Philip Lim is such a hot label and was such a highly anticipated show (it was held at the Celeste Bartos Forum) that apparently, many of those with invitations and assigned seats did not make it inside. (Ironically the invitation was made to resemble an official navy blue passport so in this case, I guess you could say it for many, it was a passport to ‘nowhere’). A source told me that she showed up very early (the show was called for 6 p.m. and she arrived at about 6:05) and the people at the door were instructed by security that they could only let a specific number inside as it was already filled to capacity. And as if the Red Sea was parting, a hand went into the crowd and plucked out the likes of Hamish Bowles, Paul Cavaco, Neiman Marcus’s crew, etc. as the less important onlookers stood idly by.

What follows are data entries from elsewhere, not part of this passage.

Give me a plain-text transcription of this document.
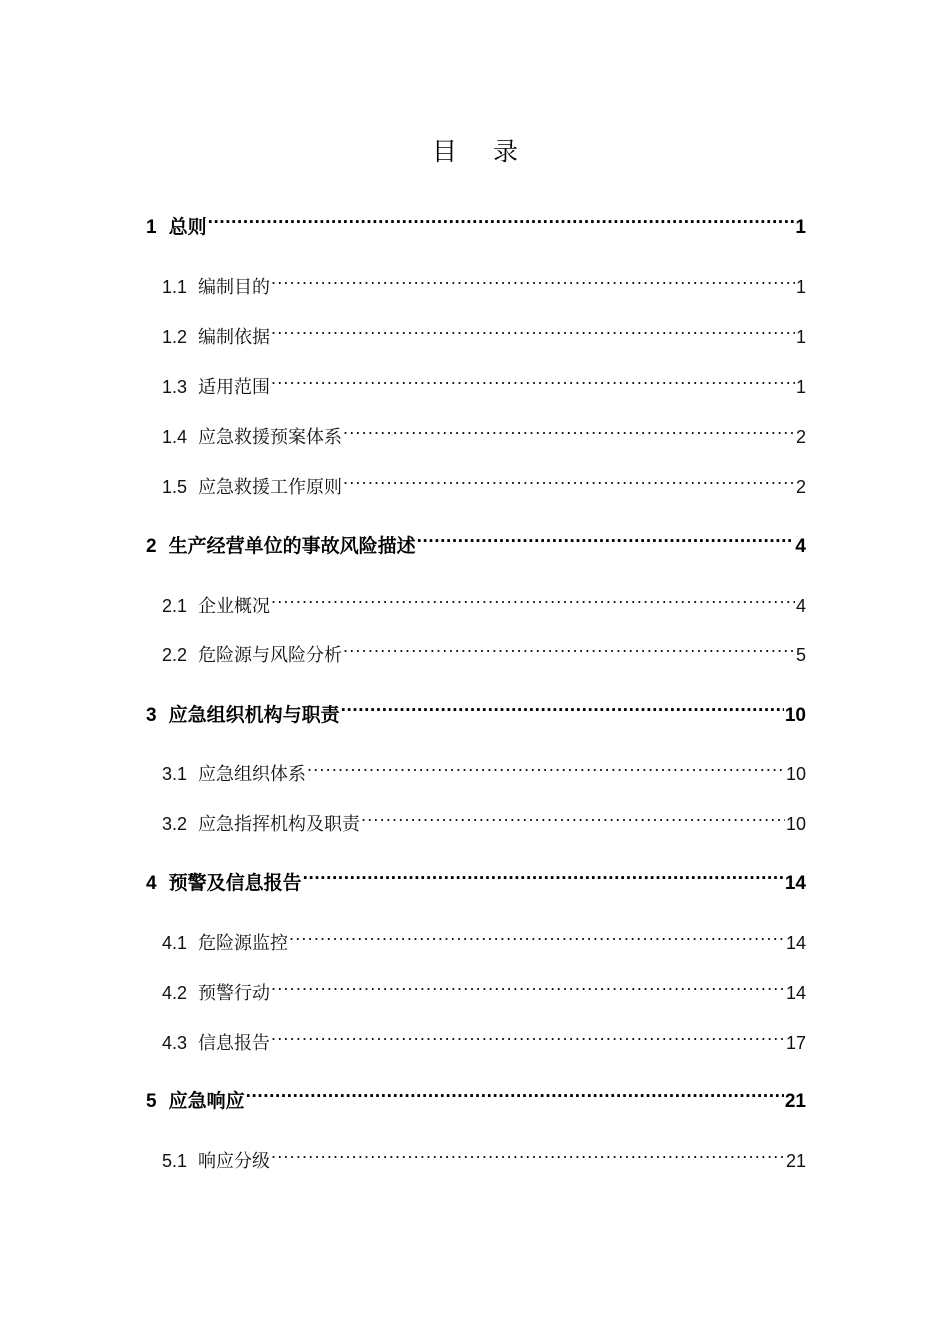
目 录
1 总则 .....	1
1.1 编制目的 .....	1
1.2 编制依据 .....	1
1.3 适用范围 .....	1
1.4 应急救援预案体系 .....	2
1.5 应急救援工作原则 .....	2
2 生产经营单位的事故风险描述 .....	4
2.1 企业概况 .....	4
2.2 危险源与风险分析 .....	5
3 应急组织机构与职责 .....	10
3.1 应急组织体系 .....	10
3.2 应急指挥机构及职责 .....	10
4 预警及信息报告 .....	14
4.1 危险源监控 .....	14
4.2 预警行动 .....	14
4.3 信息报告 .....	17
5 应急响应 .....	21
5.1 响应分级 .....	21
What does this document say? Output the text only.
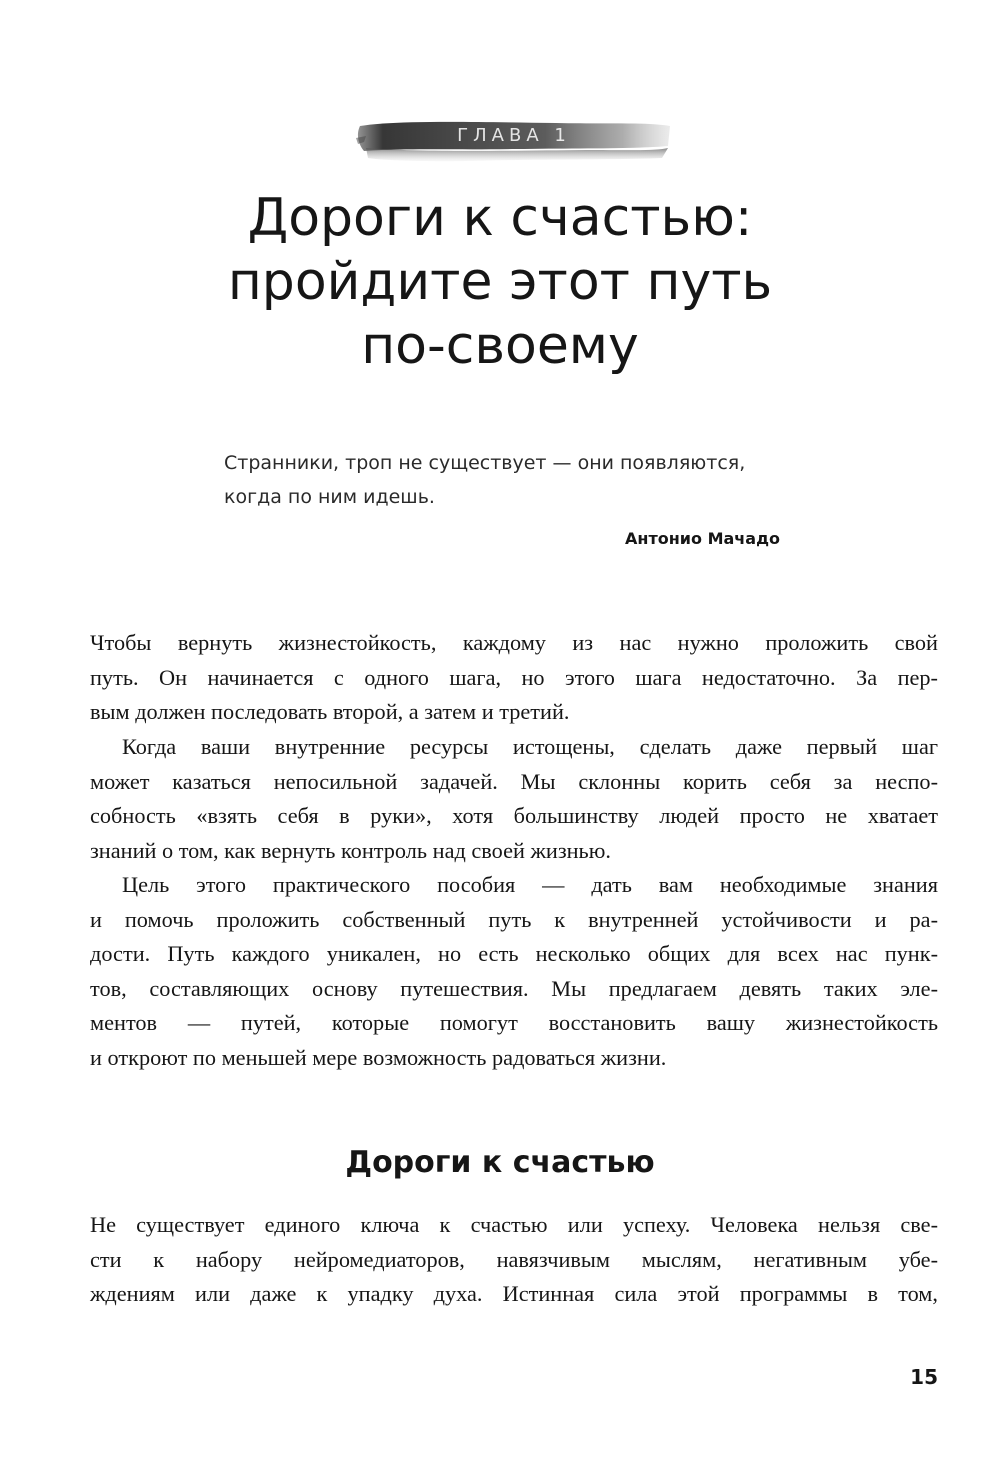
ГЛАВА 1
Дороги к счастью:
пройдите этот путь
по-своему
Странники, троп не существует — они появляются,
когда по ним идешь.
Антонио Мачадо
Чтобы вернуть жизнестойкость, каждому из нас нужно проложить свой
путь. Он начинается с одного шага, но этого шага недостаточно. За пер-
вым должен последовать второй, а затем и третий.
Когда ваши внутренние ресурсы истощены, сделать даже первый шаг
может казаться непосильной задачей. Мы склонны корить себя за неспо-
собность «взять себя в руки», хотя большинству людей просто не хватает
знаний о том, как вернуть контроль над своей жизнью.
Цель этого практического пособия — дать вам необходимые знания
и помочь проложить собственный путь к внутренней устойчивости и ра-
дости. Путь каждого уникален, но есть несколько общих для всех нас пунк-
тов, составляющих основу путешествия. Мы предлагаем девять таких эле-
ментов — путей, которые помогут восстановить вашу жизнестойкость
и откроют по меньшей мере возможность радоваться жизни.
Дороги к счастью
Не существует единого ключа к счастью или успеху. Человека нельзя све-
сти к набору нейромедиаторов, навязчивым мыслям, негативным убе-
ждениям или даже к упадку духа. Истинная сила этой программы в том,
15
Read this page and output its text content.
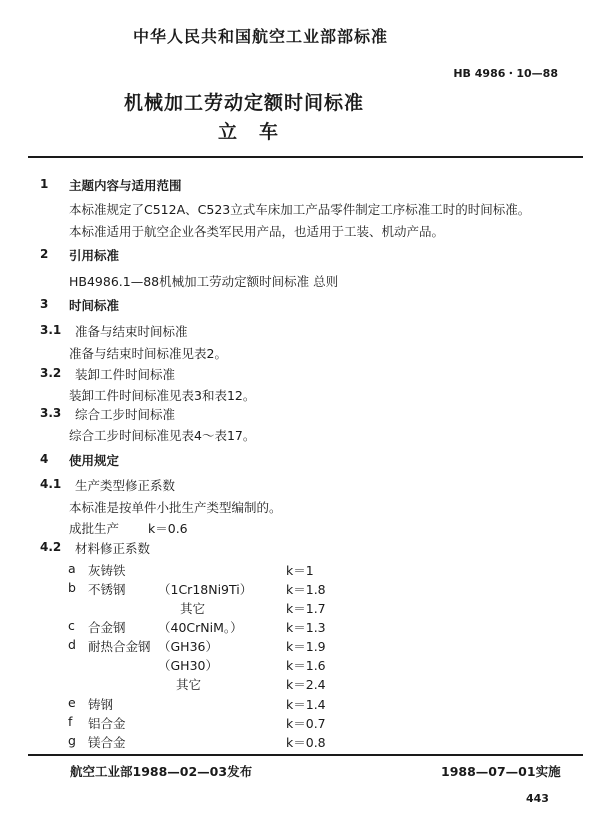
中华人民共和国航空工业部部标准
HB 4986・10—88
机械加工劳动定额时间标准
立车
1 主题内容与适用范围
本标准规定了C512A、C523立式车床加工产品零件制定工序标准工时的时间标准。
本标准适用于航空企业各类军民用产品，也适用于工装、机动产品。
2 引用标准
HB4986.1—88机械加工劳动定额时间标准 总则
3 时间标准
3.1 准备与结束时间标准
准备与结束时间标准见表2。
3.2 装卸工件时间标准
装卸工件时间标准见表3和表12。
3.3 综合工步时间标准
综合工步时间标准见表4～表17。
4 使用规定
4.1 生产类型修正系数
本标准是按单件小批生产类型编制的。
成批生产 k＝0.6
4.2 材料修正系数
a 灰铸铁	k＝1
b 不锈钢	（1Cr18Ni9Ti）	k＝1.8
其它	k＝1.7
c 合金钢	（40CrNiM。）	k＝1.3
d 耐热合金钢 （GH36）	k＝1.9
（GH30）	k＝1.6
其它	k＝2.4
e 铸钢	k＝1.4
f 铝合金	k＝0.7
g 镁合金	k＝0.8
航空工业部1988—02—03发布	1988—07—01实施
443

Nicholai Olivia Hilton, better known to the world at large as Nicky, debuted her namesake collection, Nicholai, at the tent at Bryant Park on Sunday night. This is not the first foray into fashion design for Ms. Hilton, whose other labels include the more casual “Chick” line of denim wear. Although sister Paris was nowhere to be seen, the audience of adoring Hilton fans included parents Kathy and Rick and friend Russell Simmons.
The Spring/Summer 2008 collection was playful and easy-going, featuring several outfits with short shorts and bikinis. There were bright whites as well as jewels tones and a great deal of sparkle and fine detailing in the form of beading and embroidery.
Ms. Hilton was at her best with her dresses, many of which were as interesting from the back as from the front. These looks would photograph perfectly on someone who walks the red carpet, very much like Nicky Hilton herself.